PRIMORDIAL NON-GAUSSIANITY, SCALE-DEPENDENT BIAS, AND THE BISPECTRUM OF GALAXIES

Abstract

The three-point correlation function of cosmological fluctuations is a sensitive probe of the physics of inflation. We calculate the bispectrum, Bg(k1, k2, k3), Fourier transform of the three-point function of density peaks (e.g., galaxies), using two different methods: the Matarrese–Lucchin–Bonometto formula and the locality of galaxy bias. The bispectrum of peaks is not only sensitive to that of the underlying matter density fluctuations, but also to the four-point function. For a physically motivated, local form of primordial non-Gaussianity in the curvature perturbation, Φ = ϕ + fNLϕ2 + gNLϕ3, where ϕ is a Gaussian field, we show that the galaxy bispectrum contains five physically distinct pieces: (1) non-linear gravitational evolution, (2) non-linear galaxy bias, (3) fNL, (4) f2NL, and (5) gNL. While (1), (2), and a part of (3) have been derived in the literature, (4) and (5) are derived in this paper for the first time.
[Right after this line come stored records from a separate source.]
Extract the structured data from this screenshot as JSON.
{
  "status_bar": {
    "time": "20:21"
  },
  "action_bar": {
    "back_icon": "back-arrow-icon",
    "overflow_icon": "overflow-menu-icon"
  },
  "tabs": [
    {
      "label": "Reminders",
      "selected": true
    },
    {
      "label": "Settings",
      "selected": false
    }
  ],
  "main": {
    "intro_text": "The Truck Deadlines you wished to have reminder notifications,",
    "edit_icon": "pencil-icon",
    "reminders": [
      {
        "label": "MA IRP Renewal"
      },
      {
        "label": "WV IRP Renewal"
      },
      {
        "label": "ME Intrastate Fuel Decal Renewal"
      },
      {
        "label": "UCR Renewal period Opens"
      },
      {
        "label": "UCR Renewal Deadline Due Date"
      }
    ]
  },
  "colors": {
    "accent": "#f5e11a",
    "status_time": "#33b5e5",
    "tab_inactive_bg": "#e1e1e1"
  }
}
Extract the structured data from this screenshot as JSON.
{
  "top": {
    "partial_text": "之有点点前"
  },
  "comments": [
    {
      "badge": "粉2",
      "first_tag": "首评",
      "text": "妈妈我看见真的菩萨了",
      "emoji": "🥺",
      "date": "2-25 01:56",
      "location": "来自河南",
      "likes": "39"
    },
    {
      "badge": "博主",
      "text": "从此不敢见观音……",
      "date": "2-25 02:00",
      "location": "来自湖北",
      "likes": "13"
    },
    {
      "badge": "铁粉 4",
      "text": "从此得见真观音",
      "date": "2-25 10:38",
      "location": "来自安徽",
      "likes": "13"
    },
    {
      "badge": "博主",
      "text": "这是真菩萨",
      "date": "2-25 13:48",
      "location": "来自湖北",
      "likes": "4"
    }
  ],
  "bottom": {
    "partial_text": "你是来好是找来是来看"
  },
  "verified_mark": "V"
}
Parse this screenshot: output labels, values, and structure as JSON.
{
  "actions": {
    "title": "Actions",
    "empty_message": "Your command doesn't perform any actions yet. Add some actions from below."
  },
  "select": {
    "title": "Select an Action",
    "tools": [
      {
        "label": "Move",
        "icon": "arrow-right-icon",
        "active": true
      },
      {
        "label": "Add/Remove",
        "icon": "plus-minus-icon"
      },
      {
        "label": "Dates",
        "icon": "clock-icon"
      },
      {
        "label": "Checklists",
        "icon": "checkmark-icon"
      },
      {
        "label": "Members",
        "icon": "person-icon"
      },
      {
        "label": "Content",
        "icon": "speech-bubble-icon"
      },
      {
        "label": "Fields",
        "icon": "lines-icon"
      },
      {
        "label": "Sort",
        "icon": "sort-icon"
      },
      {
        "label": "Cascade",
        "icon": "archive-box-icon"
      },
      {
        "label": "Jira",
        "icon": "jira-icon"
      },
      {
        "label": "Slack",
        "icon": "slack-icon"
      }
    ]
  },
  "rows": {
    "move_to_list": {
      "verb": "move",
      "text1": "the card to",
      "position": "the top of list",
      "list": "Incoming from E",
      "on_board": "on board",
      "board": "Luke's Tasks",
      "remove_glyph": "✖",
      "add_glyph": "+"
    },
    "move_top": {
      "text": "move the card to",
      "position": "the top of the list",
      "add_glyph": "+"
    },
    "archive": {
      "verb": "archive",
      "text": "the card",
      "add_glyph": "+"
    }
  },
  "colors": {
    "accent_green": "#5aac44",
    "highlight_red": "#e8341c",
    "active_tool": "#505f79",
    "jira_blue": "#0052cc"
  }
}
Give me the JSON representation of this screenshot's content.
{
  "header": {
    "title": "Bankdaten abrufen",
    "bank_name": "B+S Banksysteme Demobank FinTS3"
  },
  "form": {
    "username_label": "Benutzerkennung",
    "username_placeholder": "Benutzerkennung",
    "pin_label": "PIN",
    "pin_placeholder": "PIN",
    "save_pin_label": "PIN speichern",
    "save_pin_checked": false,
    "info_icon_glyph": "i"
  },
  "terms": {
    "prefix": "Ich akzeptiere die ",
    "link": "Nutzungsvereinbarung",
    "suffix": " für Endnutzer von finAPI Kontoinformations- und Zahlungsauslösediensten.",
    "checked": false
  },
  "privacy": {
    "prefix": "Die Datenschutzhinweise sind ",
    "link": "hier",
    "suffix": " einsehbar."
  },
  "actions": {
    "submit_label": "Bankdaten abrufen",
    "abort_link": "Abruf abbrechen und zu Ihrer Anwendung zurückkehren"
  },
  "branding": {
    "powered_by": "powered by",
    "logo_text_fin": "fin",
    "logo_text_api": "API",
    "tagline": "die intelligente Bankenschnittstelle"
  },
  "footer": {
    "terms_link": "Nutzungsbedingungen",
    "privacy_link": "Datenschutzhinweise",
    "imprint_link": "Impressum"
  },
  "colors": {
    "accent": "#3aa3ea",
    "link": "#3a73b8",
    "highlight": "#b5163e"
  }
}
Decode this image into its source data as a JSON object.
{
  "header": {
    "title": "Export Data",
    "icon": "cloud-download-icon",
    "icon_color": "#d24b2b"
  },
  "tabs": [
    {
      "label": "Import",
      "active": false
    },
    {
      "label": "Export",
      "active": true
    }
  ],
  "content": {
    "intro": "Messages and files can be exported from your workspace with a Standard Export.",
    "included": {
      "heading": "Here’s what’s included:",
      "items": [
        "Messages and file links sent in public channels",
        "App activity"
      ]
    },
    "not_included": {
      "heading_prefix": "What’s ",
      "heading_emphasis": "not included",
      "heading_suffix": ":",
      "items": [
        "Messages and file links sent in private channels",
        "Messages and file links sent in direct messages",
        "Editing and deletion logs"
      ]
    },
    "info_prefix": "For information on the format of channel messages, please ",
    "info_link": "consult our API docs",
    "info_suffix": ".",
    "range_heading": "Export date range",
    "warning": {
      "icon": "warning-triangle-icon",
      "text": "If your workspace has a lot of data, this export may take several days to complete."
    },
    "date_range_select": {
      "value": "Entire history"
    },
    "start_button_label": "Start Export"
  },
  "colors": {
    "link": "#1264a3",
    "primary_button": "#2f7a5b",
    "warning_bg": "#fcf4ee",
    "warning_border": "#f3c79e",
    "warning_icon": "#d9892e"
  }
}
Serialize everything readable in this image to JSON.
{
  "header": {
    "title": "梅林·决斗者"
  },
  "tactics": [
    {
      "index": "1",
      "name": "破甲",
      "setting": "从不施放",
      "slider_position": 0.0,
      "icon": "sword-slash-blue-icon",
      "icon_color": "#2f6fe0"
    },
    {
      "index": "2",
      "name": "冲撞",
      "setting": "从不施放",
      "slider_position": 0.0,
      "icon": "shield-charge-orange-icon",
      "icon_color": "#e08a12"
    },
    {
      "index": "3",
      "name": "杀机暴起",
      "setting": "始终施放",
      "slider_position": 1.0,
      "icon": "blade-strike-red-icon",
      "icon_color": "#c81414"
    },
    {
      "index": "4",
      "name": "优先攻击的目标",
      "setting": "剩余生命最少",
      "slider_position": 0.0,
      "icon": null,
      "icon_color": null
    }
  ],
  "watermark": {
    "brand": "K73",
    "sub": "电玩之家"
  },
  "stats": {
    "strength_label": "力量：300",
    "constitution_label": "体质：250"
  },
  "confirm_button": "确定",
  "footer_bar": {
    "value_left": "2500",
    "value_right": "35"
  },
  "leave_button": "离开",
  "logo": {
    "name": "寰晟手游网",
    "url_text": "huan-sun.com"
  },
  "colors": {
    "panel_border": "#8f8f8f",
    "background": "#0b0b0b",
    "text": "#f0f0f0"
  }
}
We also find that, in the high-density peak limit, (3) receives an enhancement of a factor of ∼15 relative to the previous calculation for the squeezed triangles (k1 ≈ k2 ≫ k3). Our finding suggests that the galaxy bispectrum is more sensitive to fNL than previously recognized, and is also sensitive to a new term, gNL. For a more general form of local-type non-Gaussianity, the coefficient f2NL can be interpreted as τNL, which allows us to test multi-field inflation models using the relation between the three- and four-point functions. The usual terms from Gaussian initial conditions, (1) and (2), have the smallest signals in the squeezed configurations, while the others have the largest signals; thus, we can distinguish them easily. We cannot interpret the effects of fNL on Bg(k1, k2, k3) as a scale-dependent bias, and thus replacing the linear bias in the galaxy bispectrum with the scale-dependent bias known for the power spectrum results in an incorrect prediction. As the importance of primordial non-Gaussianity relative to the non-linear gravity evolution and galaxy bias increases toward higher redshifts, galaxy surveys probing a high-redshift universe are particularly useful for probing the primordial non-Gaussianity.